Jools Holland – Best of Friends
(Rhino / Warner)
This is a rather lavish package for fairly unexciting content. Best of Friends comes with a CD and DVD to showcase a collection of standards (I Put A Spell On You, Georgia On My Mind etc…) featuring a roster of international stars and overseen by UK jazz maestro Jools Holland. The style is a primarily rock/soul (think “The Commitments”) and capably performed but mostly lacks much spark. Vocal contributions come from Sting, Mica Paris, Bono, Norah Jones, Shane McGowan and Tom Jones, to name a few. The best tracks are Chrissie Hynde’s Out of This World and Suggs whimsical Oranges and Lemons Again, but mostly this album is just polished and professional and dullsville. I’d love to tell you about the DVD but it wouldn’t play in any player I put it in, however it lists a behind the scenes documentary, interview and a few videos as included.

Wayne Davidson

Monday, June 09, 2008

Ladytron – Velocifero

Once tagged with the kiss-of-death “Electroclash” label, Ladytron have proved survivors outliving any expectations of ephemeral success and also creating their own unique pop galaxy along the way. 2005’s Witching Hour was a stylistic turning point for the band that took their music into new more expansive realms – a style made from 360 degree sound, ghostly vocals, motorik beats, and 80’s synthesizers coupled with their arresting visual presence. Pleasingly on Velocifero the ‘Trons don’t seem to be taking a big stylistic leap but are content to refine and develop their art with another superb collection of electro pop.

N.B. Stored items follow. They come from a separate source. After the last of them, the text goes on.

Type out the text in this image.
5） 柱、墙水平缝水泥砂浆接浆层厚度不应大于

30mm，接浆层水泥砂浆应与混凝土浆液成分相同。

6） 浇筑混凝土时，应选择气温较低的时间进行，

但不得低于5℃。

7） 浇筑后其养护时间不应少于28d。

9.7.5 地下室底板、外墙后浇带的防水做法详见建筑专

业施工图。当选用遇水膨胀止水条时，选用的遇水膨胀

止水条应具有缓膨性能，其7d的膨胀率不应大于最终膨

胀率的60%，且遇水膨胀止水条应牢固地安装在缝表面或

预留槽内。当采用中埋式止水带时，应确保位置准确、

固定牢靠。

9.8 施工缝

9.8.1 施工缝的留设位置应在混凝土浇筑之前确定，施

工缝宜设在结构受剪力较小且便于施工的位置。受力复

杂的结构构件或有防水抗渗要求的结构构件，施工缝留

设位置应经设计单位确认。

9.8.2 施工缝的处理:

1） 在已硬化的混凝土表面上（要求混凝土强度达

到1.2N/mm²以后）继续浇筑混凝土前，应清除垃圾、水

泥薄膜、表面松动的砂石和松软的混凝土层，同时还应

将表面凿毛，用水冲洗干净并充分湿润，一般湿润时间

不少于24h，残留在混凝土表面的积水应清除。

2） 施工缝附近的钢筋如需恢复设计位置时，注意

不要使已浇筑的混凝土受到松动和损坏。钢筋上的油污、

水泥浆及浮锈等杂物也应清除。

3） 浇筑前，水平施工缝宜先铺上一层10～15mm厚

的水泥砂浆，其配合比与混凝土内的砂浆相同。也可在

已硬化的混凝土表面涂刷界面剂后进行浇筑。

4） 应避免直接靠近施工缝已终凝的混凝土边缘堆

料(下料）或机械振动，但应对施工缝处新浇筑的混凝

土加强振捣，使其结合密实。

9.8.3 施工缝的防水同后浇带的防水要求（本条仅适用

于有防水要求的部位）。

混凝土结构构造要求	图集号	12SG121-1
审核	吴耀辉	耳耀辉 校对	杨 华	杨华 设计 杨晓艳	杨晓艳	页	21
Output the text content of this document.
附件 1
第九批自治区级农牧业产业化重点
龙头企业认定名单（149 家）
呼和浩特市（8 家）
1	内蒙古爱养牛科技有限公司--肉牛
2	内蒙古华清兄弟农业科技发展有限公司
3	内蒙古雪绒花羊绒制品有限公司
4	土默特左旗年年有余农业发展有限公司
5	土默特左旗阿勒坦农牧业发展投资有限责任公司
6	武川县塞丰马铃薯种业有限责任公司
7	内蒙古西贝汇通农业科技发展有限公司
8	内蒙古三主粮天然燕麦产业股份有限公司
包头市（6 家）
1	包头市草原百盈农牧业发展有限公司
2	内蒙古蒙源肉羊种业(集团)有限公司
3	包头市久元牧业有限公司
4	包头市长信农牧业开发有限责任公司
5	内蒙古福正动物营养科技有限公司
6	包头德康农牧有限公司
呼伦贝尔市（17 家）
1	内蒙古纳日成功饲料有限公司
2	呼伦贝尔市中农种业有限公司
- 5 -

We’re dropped straight into a familiar world of big beats, Numan-esque synthesizers and Mira Aroya’s Bulgarian school mistress vocals on Black Cat before the band commences their first assault on the gothic dance floors with the swaggering single, Ghosts. Sounding like a female version of Placebo going glam this is one of many tracks tailor-made for the alterna-disco in their particular slanted style such as They Gave You A Heart, They Gave You A Name and Tomorrow which sounds a little like Spooky-era Lush. Airborne and eerie vocals abound on Season of Illusions and on the delirious The Lovers with its crystalline melody coming out of the layers of dense electro pop sensurround. A strong sense of movement is apparent throughout, aided by locomotive rhythms as on the Giorgio Moroder-ish Deep Blue and the chugging alterna-rock of Burning Up.

A change of pace comes with the tender Kletva, sounding like a piece of experimental Czechoslovakian pop from the 60’s; other surprises include the burst-out chorus of I’m Not Scared, and there’s Predict The Day which starts with little more than drums, vocals and whistling and builds into a robust pop song, Velocifero wraps up with Versus, an epic but gentle pop masterpiece uncharacteristically including male vocals and in an expansive style worthy of Ennio Morricone. It’s a blissful end to this exciting and heady pop trip.